Deutsche Bank Gambles on Vegas' Newest Hotel and Casino

Can the Cosmopolitan survive in the struggling Sin City?

ByABC News
January 17, 2011, 1:15 PM

Jan. 18, 2011 — -- The hottest party in Las Vegas this New Year's Eve was not at any of the monster casinos people know so well. In fact, it had nothing to do with magicians or show girls.

Instead, Jay-Z and Coldplay headlined a concert that included performances by Beyonce, John Mayer and Kanye West at a hotel start-up on Vegas' Strip. The property had no history and no customer base, and many thought it had no chance of ever opening. But against all odds, The Cosmopolitan is the talk of Sin City these days, for reasons that go far beyond its curious ad campaign, which includes a bellboy with no pants.

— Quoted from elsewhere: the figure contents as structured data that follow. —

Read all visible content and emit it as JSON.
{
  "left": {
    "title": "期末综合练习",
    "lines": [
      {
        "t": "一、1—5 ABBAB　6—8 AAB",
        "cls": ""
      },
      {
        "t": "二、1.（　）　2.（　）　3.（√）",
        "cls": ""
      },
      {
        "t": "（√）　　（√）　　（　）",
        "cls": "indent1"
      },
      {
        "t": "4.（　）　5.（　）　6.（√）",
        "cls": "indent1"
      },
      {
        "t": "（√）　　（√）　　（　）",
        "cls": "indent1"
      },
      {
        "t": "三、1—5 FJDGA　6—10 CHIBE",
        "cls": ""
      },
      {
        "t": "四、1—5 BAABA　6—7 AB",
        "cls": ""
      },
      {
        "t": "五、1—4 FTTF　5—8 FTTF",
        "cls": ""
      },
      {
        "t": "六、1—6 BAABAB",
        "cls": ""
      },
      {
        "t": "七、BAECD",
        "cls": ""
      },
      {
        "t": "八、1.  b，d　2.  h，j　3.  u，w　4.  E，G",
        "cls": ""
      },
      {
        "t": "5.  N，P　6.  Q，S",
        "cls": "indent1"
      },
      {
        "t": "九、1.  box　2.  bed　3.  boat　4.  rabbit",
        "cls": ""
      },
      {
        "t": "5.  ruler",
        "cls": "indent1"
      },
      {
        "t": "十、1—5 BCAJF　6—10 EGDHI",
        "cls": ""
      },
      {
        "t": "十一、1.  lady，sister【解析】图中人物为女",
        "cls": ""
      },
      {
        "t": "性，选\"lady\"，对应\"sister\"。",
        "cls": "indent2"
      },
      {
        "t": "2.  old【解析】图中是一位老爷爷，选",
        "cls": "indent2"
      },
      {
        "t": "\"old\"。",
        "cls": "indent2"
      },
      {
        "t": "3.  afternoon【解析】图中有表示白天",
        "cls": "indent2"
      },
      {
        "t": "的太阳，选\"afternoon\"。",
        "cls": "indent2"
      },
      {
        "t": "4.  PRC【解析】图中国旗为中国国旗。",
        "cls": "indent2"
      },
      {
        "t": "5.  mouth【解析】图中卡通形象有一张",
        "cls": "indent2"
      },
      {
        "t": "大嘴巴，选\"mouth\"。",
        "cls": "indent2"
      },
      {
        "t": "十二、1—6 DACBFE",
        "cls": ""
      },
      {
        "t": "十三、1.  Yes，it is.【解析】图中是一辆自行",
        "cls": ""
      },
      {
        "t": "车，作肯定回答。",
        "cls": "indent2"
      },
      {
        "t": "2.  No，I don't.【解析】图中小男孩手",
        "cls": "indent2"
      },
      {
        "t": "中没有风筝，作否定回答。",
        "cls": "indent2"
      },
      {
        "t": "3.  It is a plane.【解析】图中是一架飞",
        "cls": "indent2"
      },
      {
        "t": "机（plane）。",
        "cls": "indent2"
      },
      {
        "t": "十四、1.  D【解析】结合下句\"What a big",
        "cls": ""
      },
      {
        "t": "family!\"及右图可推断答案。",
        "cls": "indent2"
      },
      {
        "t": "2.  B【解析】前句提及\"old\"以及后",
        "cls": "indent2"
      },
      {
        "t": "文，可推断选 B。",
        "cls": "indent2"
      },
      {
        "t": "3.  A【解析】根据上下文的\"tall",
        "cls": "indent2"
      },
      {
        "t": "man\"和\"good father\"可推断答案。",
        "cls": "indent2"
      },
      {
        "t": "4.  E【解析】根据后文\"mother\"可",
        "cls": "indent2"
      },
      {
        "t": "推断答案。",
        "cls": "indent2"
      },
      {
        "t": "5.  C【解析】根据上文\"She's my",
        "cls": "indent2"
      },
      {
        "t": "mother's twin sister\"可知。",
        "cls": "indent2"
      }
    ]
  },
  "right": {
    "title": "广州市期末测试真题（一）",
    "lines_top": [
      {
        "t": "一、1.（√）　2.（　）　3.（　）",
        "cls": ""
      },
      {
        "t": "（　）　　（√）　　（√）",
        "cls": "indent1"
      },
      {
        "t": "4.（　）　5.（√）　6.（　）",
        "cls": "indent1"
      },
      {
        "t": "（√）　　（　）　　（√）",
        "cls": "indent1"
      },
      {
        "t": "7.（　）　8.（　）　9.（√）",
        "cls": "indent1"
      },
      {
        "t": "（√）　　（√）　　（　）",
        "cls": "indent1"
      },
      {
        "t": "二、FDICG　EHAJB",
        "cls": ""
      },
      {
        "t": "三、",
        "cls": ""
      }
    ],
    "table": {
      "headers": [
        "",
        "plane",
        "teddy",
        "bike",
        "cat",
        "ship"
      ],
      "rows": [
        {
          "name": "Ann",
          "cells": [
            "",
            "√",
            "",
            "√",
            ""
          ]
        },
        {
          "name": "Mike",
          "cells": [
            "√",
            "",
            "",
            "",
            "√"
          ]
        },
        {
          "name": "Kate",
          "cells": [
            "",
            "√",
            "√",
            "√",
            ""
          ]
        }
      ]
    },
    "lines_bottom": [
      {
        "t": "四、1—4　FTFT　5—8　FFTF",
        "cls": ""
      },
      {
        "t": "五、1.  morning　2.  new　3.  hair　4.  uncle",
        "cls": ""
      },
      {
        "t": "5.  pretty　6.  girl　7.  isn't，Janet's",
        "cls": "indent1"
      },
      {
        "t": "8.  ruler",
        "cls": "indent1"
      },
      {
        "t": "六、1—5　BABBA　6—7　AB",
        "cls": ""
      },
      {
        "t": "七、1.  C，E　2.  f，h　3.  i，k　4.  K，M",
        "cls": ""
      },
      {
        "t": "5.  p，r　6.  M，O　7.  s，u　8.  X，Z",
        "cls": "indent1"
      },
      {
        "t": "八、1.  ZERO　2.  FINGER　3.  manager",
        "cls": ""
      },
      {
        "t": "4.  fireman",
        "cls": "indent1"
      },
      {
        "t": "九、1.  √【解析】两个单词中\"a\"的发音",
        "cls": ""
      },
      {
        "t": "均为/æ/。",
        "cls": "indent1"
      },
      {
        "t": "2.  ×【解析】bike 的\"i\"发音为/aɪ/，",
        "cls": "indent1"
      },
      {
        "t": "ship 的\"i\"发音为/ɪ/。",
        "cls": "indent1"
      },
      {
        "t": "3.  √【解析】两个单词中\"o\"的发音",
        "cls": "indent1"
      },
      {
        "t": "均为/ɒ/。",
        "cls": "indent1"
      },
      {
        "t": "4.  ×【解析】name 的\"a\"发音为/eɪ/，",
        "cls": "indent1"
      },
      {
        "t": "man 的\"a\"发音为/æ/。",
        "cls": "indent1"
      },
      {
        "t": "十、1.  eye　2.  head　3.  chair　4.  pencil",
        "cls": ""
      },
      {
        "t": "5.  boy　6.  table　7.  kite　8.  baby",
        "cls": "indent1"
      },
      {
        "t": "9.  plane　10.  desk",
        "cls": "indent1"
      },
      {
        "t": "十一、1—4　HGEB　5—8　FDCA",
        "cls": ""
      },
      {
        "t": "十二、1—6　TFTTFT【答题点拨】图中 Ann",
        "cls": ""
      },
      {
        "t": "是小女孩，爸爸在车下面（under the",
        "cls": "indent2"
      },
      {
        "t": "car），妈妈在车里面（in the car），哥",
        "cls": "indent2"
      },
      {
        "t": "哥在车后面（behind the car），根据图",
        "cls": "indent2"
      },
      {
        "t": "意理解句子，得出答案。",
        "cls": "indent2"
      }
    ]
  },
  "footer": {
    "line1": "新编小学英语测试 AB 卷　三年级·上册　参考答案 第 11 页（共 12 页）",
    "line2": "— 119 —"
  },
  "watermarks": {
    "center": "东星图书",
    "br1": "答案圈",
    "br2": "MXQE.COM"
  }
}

"My mom called me and she said, 'I saw that commercial and I don't know what it meant, but I kind of liked it,'" said John Unwin, the CEO of The Cosmopolitan. "We've had good's got a pants-less bellboy and it's got puppies."

Unwin is the leading man in a story that symbolizes America's boom-and-bust era like few others.

Six years ago a developer named Ian Bruce Eichner had plans for a $3.9 billion monstrosity with 28-foot-robots playing guitars and a tower of expensive condos. But when he defaulted on his loans, Deutsche Bank became the sudden owners of the unfinished hotel-casino, and the first bank to own a hotel on the Vegas Strip.

After finding no buyers, the German bank bought out The Cosmopolitan itself for $1 billion. It lured Unwin away from Caesar's Palace, where he was working as the General Manager, and finished the place with an entirely new concept.

Vegas is still limping back from a horrible slump, with too many rooms and not enough guests. If The Cosmopolitan somehow manages to draw more gamblers than its bigger neighbor, the Bellagio, it would take 15 years for Deutsche Bank to break even.

"What people have said to me is how does it feel to be the last in a 21-year run of these mega-casino resorts being built and developed in Las Vegas and I don't see it that way," said Unwin. "Las Vegas has a great history of reinventing itself. And you can think of a few periods of time -- the Mirage being one example -- it was a sea change for Las Vegas. I believe that The Cosmopolitan will be seen as the beginning of that next era."

"We call our customer the curious class," Unwin said, "which is 59 million Americans who self-identify as they enjoy travel. They're open-minded. They like adventure, they like to explore, they enjoy foreign food and they enjoy interesting hotel concepts," said Unwin.

Architect David Rockwell had to take a relatively small nine-acre space and build upwards to design the lavish Cosmopolitan. His best known work includes the home of the Academy Awards, the ultra-hip Nobu restaurants and even experimental playgrounds. Now the hotel is one of the most posh places in Vegas, with Rockwell's lobby that seems to be more like a post-modern art gallery than just a place to check in.